La voz que le hizo llegar el aparato le era desconocida.
—¿Kurt Wallander?
—Sí, soy yo.
—Disculpa si te he despertado.
—No, estaba despierto.
«¿Por qué habré dicho semejante mentira?», acertó a preguntarse Wallander. «¿Acaso hay algo vergonzoso en el hecho de estar durmiendo aún, cuando no son más que las cinco de la mañana?».
—Verás, me gustaría hacerte algunas preguntas acerca de la agresión.
Wallander terminó de despertarse en el acto, ya sentado en el borde de la cama. El hombre le dio su nombre y el del periódico para el que trabajaba. Y Wallander pensó que debería haber previsto aquella eventualidad mucho antes; que era perfectamente posible que algún periodista lo llamase por la mañana temprano. No debería haber contestado pues, si alguno de sus colegas quería ponerse en contacto con él por algún asunto urgente, lo habrían llamado también al móvil, cuyo número había logrado mantener secreto hasta el momento.
Pero ya era demasiado tarde y no le quedaba otro remedio que responder.

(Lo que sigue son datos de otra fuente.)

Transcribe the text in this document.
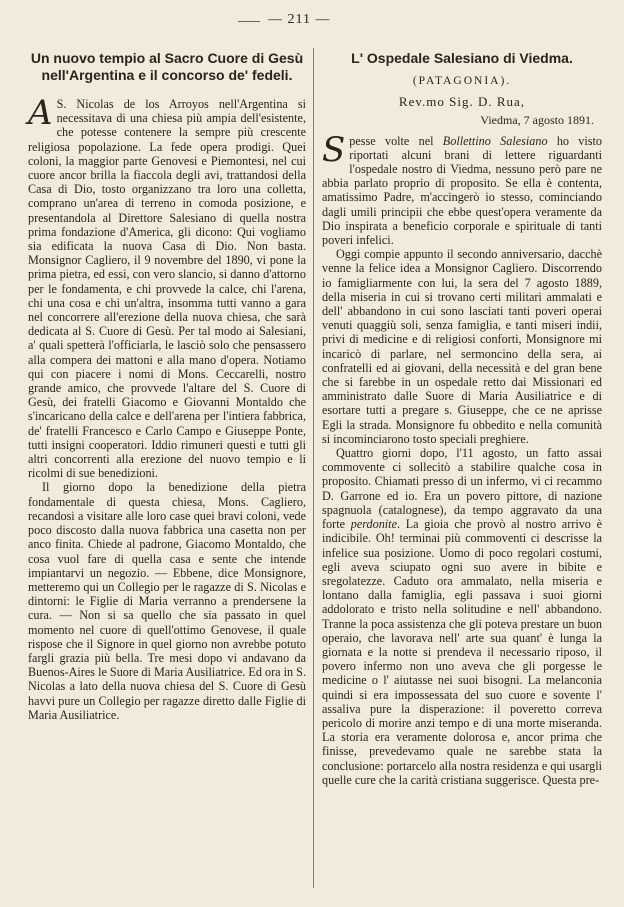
— 211 —
Un nuovo tempio al Sacro Cuore di Gesù
nell'Argentina e il concorso de' fedeli.

A S. Nicolas de los Arroyos nell'Argentina si necessitava di una chiesa più ampia dell'esistente, che potesse contenere la sempre più crescente religiosa popolazione. La fede opera prodigi. Quei coloni, la maggior parte Genovesi e Piemontesi, nel cui cuore ancor brilla la fiaccola degli avi, trattandosi della Casa di Dio, tosto organizzano tra loro una colletta, comprano un'area di terreno in comoda posizione, e presentandola al Direttore Salesiano di quella nostra prima fondazione d'America, gli dicono: Qui vogliamo sia edificata la nuova Casa di Dio. Non basta. Monsignor Cagliero, il 9 novembre del 1890, vi pone la prima pietra, ed essi, con vero slancio, si danno d'attorno per le fondamenta, e chi provvede la calce, chi l'arena, chi una cosa e chi un'altra, insomma tutti vanno a gara nel concorrere all'erezione della nuova chiesa, che sarà dedicata al S. Cuore di Gesù. Per tal modo ai Salesiani, a' quali spetterà l'officiarla, le lasciò solo che pensassero alla compera dei mattoni e alla mano d'opera. Notiamo qui con piacere i nomi di Mons. Ceccarelli, nostro grande amico, che provvede l'altare del S. Cuore di Gesù, dei fratelli Giacomo e Giovanni Montaldo che s'incaricano della calce e dell'arena per l'intiera fabbrica, de' fratelli Francesco e Carlo Campo e Giuseppe Ponte, tutti insigni cooperatori. Iddio rimuneri questi e tutti gli altri concorrenti alla erezione del nuovo tempio e li ricolmi di sue benedizioni.

Il giorno dopo la benedizione della pietra fondamentale di questa chiesa, Mons. Cagliero, recandosi a visitare alle loro case quei bravi coloni, vede poco discosto dalla nuova fabbrica una casetta non per anco finita. Chiede al padrone, Giacomo Montaldo, che cosa vuol fare di quella casa e sente che intende impiantarvi un negozio. — Ebbene, dice Monsignore, metteremo qui un Collegio per le ragazze di S. Nicolas e dintorni: le Figlie di Maria verranno a prendersene la cura. — Non si sa quello che sia passato in quel momento nel cuore di quell'ottimo Genovese, il quale rispose che il Signore in quel giorno non avrebbe potuto fargli grazia più bella. Tre mesi dopo vi andavano da Buenos-Aires le Suore di Maria Ausiliatrice. Ed ora in S. Nicolas a lato della nuova chiesa del S. Cuore di Gesù havvi pure un Collegio per ragazze diretto dalle Figlie di Maria Ausiliatrice.

L' Ospedale Salesiano di Viedma.
(PATAGONIA).
Rev.mo Sig. D. Rua,
Viedma, 7 agosto 1891.

Spesse volte nel Bollettino Salesiano ho visto riportati alcuni brani di lettere riguardanti l'ospedale nostro di Viedma, nessuno però pare ne abbia parlato proprio di proposito. Se ella è contenta, amatissimo Padre, m'accingerò io stesso, cominciando dagli umili principii che ebbe quest'opera veramente da Dio inspirata a beneficio corporale e spirituale di tanti poveri infelici.

Oggi compie appunto il secondo anniversario, dacchè venne la felice idea a Monsignor Cagliero. Discorrendo io famigliarmente con lui, la sera del 7 agosto 1889, della miseria in cui si trovano certi militari ammalati e dell' abbandono in cui sono lasciati tanti poveri operai venuti quaggiù soli, senza famiglia, e tanti miseri indii, privi di medicine e di religiosi conforti, Monsignore mi incaricò di parlare, nel sermoncino della sera, ai confratelli ed ai giovani, della necessità e del gran bene che si farebbe in un ospedale retto dai Missionari ed amministrato dalle Suore di Maria Ausiliatrice e di esortare tutti a pregare s. Giuseppe, che ce ne aprisse Egli la strada. Monsignore fu obbedito e nella comunità si incominciarono tosto speciali preghiere.

Quattro giorni dopo, l'11 agosto, un fatto assai commovente ci sollecitò a stabilire qualche cosa in proposito. Chiamati presso di un infermo, vi ci recammo D. Garrone ed io. Era un povero pittore, di nazione spagnuola (catalognese), da tempo aggravato da una forte perdonite. La gioia che provò al nostro arrivo è indicibile. Oh! terminai più commoventi ci descrisse la infelice sua posizione. Uomo di poco regolari costumi, egli aveva sciupato ogni suo avere in bibite e sregolatezze. Caduto ora ammalato, nella miseria e lontano dalla famiglia, egli passava i suoi giorni addolorato e tristo nella solitudine e nell' abbandono. Tranne la poca assistenza che gli poteva prestare un buon operaio, che lavorava nell' arte sua quant' è lunga la giornata e la notte si prendeva il necessario riposo, il povero infermo non uno aveva che gli porgesse le medicine o l' aiutasse nei suoi bisogni. La melanconia quindi si era impossessata del suo cuore e sovente l' assaliva pure la disperazione: il poveretto correva pericolo di morire anzi tempo e di una morte miseranda. La storia era veramente dolorosa e, ancor prima che finisse, prevedevamo quale ne sarebbe stata la conclusione: portarcelo alla nostra residenza e qui usargli quelle cure che la carità cristiana suggerisce. Questa pre-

—Ya he dejado bien claro que no hubo agresión alguna.
—¿Quieres decir que la imagen miente?
—No, sólo que no revela toda la verdad.
—Y, en ese caso, ¿por qué no me la cuentas tú?
—No lo haré mientras la investigación esté en curso.
—En fin, supongo que habrá algo que puedas decir.
—Así es. Pero ya lo he dicho: no hubo agresión.
Dicho esto, colgó el auricular y desconectó el teléfono. Se imaginaba los titulares: «LE CUELGA EL AURICULAR A NUESTRO PERIODISTA. EL POLICÍA PERSISTE EN SU SILENCIO». Abatido, se hundió de nuevo entre los almohadones. La farola de la calle que veía a través de la ventana se mecía al viento mientras que la luz que se colaba por entre las cortinas deambulaba por la pared.
Cuando lo despertaron, estaba soñando algo. Y las imágenes de su ensoñación empezaban a emerger lentamente a su conciencia.
Era el otoño del año anterior, y había emprendido un viaje por el archipiélago de Östergötland. Había recibido una invitación de un hombre que vivía en una de las islas y que se encargaba del reparto del correo en archipiélago. Se habían conocido durante uno de los peores casos en 1os que Wallander se había visto envuelto. Había aceptado la invitación inmerso en una profunda incertidumbre y fue a visitarlo. Una mañana muy temprano, su anfitrión lo llevó a uno de los grupos de islotes alejados, donde las rocas surgían del mar como petrificados animales prehistóricos. Anduvo recorriendo el árido suelo del islote imbuido de una extraña sensación de clarividencia y de perspectiva. Con no poca frecuencia, revivía aquella hora solitaria durante la cual el bote lo aguarda amarrado a la orilla. Y en varias ocasiones experimentó la apremiante necesidad de hacer renacer, alguna vez, las vivencias de aquel día…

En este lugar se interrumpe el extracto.